Kyle Whittingham stood up for his team, and the very organization he defied awarded him with its top award.
The American Football Coaches Association named Whittingham its 2008 National Coach of the Year on Tuesday. The AFCA award is the oldest national coach of the year award, dating back to 1935.
The AFCA is made up exclusively of college football coaches from every level. Of the 119 Football Bowl Series teams, 61 of those coaches, including Whittingham, vote every week in the Coaches Poll. Under AFCA mandates, all 61 voters in the coaches poll are required to vote the Bowl Championship Series winner as their No. 1 team in the final poll.
Despite Florida’s 24-14 win in the BCS Championship game, one voter8212;Whittingham8212;gave Utah his No. 1 vote after his team became the only undefeated FBS team with its 31-17 win against Alabama in the 2009 Sugar Bowl.
The Salt Lake Tribune reported that Whittingham would not be stripped of his vote in 2009, despite going against the AFCA agreement, according to AFCA executive director Grant Teaff.
“From a personal and professional point of view, Kyle Whittingham is one of the outstanding young coaches and a fine man,” Teaff told the Tribune. “As a person who spent 37 years coaching, I understand his passion for his team.”
Whittingham’s Utes started the season unranked in both the Associated Press and Coaches polls. After beginning the season with a win against Michigan, Utah went on to win 12 more games, including a victory in the 75th Sugar Bowl against a team that few people gave Utah a chance to beat. Utah rose all the way to the No. 2 spot in the AP poll, and the No. 4 spot in the Coaches poll. Whittingham was a finalist for several other national coaching awards, but was beat out by his Sugar Bowl counterpart, Nick Saban, in several of those awards, including the AP national coach of the year award and the Eddie Robinson coach of the year award.
Whittingham picked up his first national coach of the year award just four years after replacing Urban Meyer.
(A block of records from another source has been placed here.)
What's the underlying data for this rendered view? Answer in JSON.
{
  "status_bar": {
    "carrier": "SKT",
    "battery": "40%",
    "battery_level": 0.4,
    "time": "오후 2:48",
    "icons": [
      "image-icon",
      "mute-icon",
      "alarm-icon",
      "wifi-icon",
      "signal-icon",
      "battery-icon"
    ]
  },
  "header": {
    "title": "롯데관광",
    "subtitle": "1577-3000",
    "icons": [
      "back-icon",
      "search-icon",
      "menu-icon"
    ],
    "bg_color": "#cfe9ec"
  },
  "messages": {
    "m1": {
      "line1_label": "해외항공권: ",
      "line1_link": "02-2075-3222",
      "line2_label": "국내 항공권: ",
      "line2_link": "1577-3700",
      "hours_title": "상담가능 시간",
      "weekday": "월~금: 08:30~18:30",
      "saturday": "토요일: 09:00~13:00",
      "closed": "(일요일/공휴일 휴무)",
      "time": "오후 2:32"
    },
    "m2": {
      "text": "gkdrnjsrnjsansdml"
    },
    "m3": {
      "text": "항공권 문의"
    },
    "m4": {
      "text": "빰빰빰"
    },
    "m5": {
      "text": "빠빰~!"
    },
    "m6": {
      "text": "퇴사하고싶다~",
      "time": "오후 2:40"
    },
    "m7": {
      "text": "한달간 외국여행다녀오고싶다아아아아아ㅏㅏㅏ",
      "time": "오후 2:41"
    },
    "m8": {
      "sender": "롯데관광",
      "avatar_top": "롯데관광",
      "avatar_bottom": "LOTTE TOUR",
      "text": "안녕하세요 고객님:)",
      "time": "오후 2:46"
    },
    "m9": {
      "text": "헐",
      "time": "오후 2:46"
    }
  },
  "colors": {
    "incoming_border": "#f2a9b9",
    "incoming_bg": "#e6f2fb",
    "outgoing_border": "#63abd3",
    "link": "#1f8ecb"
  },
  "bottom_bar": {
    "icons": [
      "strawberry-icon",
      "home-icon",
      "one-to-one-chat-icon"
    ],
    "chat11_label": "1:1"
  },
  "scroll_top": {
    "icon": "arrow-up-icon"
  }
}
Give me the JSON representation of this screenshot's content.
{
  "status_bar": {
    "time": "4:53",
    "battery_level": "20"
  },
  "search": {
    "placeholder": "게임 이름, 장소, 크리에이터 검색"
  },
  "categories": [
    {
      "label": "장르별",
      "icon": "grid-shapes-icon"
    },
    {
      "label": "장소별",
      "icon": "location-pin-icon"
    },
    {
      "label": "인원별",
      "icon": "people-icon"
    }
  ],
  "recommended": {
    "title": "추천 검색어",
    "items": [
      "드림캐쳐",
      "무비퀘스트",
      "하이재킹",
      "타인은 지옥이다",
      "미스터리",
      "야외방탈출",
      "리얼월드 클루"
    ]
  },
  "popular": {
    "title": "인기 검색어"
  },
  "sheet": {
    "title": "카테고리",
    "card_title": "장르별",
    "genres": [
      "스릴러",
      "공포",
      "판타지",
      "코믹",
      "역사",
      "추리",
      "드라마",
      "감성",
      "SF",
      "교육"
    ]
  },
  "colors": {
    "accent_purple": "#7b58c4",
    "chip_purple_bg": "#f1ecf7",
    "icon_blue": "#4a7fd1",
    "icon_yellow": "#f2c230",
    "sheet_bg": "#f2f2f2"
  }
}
The Utes went 21-3 under Meyer and became the first non-BCS team to play in a BCS game.
In 2008, Whittingham outdid his predecessor with a school-record 13-0 season. Utah owns the nation’s longest winning streak at 14 games and also an eight-game bowl winning streak, the top in the country.
Whittingham recently signed a five-year contract extension with Utah, worth $6 million and will have 11 starters returning in 2009. Whittingham was also named the Mountain West Conference’s coach of the year.